Les journalistes peinent effectivement à obtenir ces informations. Contacté par e-mail, Simone Venturini, adjoint au maire chargé du tourisme, ne souhaite pas commenter le sujet. Nos demandes concernant les méthodes et les résultats de la smart control room n'ont pas abouti non plus. Difficile, donc, de vérifier la pertinence des rares données communiquées, qui servent pourtant à justifier les choix de la municipalité en matière de tourisme.

Plus de lits que d'habitants

Si les associations, les citoyens et les élus opposés au billet d'entrée dans Venise demandent plus de transparence, ce n'est pas pour nier le problème du tourisme de masse, mais pour y répondre de manière adaptée. «Les touristes viennent à Venise toute l'année. Leur faire payer un ticket et continuer à ignorer les difficultés de logement de la population ne résoudra rien», estime notamment Marika Mouj, étudiante et membre de LISC.

Accéder au logement est de plus en plus difficile à Venise, qui compte plus de 48.000 lits sur le marché touristique. | Lucie Tournebize

Publiée en octobre 2021, une étude de l'Observatoire civique indépendant de la maison et du logement de Venise montrait que dans la plupart des quartiers, le nombre de lits disponibles (hôtels et locations de courte durée) dépassait celui de résidents. Pour freiner l'appétit dévorant des logements de type Airbnb, le collectif ATA lutte pour que soit votée une loi permettant de poser des limites.

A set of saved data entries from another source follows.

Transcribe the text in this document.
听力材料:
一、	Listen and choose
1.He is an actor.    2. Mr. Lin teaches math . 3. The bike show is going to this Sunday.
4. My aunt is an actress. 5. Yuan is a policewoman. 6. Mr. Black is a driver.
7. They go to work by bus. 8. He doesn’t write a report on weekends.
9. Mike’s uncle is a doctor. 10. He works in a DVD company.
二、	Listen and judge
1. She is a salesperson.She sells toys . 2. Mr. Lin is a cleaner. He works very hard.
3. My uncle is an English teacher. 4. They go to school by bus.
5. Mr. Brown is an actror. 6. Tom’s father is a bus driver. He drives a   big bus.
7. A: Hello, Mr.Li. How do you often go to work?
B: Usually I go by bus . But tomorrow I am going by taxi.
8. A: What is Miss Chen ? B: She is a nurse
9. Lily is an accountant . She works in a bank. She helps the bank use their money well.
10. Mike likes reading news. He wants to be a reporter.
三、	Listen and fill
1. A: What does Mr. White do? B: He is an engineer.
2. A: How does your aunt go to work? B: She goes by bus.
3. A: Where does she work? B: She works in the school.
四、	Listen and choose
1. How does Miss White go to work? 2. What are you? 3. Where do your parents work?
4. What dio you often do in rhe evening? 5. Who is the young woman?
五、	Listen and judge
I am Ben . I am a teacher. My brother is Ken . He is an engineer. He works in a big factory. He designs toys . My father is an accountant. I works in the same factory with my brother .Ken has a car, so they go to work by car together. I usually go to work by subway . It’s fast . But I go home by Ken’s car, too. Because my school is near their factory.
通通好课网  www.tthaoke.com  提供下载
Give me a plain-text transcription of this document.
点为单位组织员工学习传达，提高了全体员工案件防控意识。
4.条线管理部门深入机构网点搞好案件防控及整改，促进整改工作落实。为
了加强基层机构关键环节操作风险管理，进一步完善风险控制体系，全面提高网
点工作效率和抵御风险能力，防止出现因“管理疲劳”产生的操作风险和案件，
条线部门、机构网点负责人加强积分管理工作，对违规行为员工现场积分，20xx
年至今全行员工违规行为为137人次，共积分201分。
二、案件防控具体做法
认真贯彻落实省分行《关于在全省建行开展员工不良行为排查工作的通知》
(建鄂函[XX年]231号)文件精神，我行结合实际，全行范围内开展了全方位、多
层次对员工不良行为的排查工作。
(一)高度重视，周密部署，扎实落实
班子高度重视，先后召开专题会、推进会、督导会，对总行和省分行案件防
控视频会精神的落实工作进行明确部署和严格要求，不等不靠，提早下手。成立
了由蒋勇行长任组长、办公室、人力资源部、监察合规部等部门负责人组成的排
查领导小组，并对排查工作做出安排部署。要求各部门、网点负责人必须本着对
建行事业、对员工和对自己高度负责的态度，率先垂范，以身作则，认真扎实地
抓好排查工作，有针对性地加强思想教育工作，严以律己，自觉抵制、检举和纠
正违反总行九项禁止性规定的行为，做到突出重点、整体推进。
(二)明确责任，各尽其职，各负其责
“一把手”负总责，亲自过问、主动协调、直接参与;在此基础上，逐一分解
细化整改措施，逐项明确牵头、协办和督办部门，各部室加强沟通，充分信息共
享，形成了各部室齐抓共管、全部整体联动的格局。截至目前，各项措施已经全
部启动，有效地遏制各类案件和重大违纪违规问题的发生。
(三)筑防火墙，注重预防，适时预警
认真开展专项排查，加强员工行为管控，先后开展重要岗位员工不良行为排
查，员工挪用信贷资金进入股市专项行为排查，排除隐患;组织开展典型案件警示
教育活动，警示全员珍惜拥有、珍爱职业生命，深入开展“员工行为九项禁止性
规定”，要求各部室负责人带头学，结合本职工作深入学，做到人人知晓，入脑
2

«Pour instaurer un équilibre, il faut fixer un seuil de locations touristiques en fonction de la population résidente», pose Giovanni Leone, présent à la manifestation du 19 novembre. «Il arrive qu'une seule personne gère une vingtaine d'appartements sur Airbnb. Il n'est plus question d'une rencontre avec l'habitant, mais de personnes qui passent par la plateforme pour payer moins de taxes que s'ils ouvraient un hôtel. Nous voulons limiter le nombre d'appartements qu'une seule personne peut louer.»

Si une telle loi n'est pas encore promulguée, le travail du collectif a inspiré un amendement au député Nicola Pellicani (Parti démocrate), donnant à Venise le pouvoir de limiter à cent-vingt jours la durée des locations touristiques des particuliers, comme c'est déjà le cas à Paris. Voté en juillet 2022, il n'a toutefois à ce jour pas encore été utilisé par la municipalité, qui ne souhaite pas commenter le sujet. Tous les regards continuent de se tourner vers le ticket, dont on n'a pas fini d'entendre parler.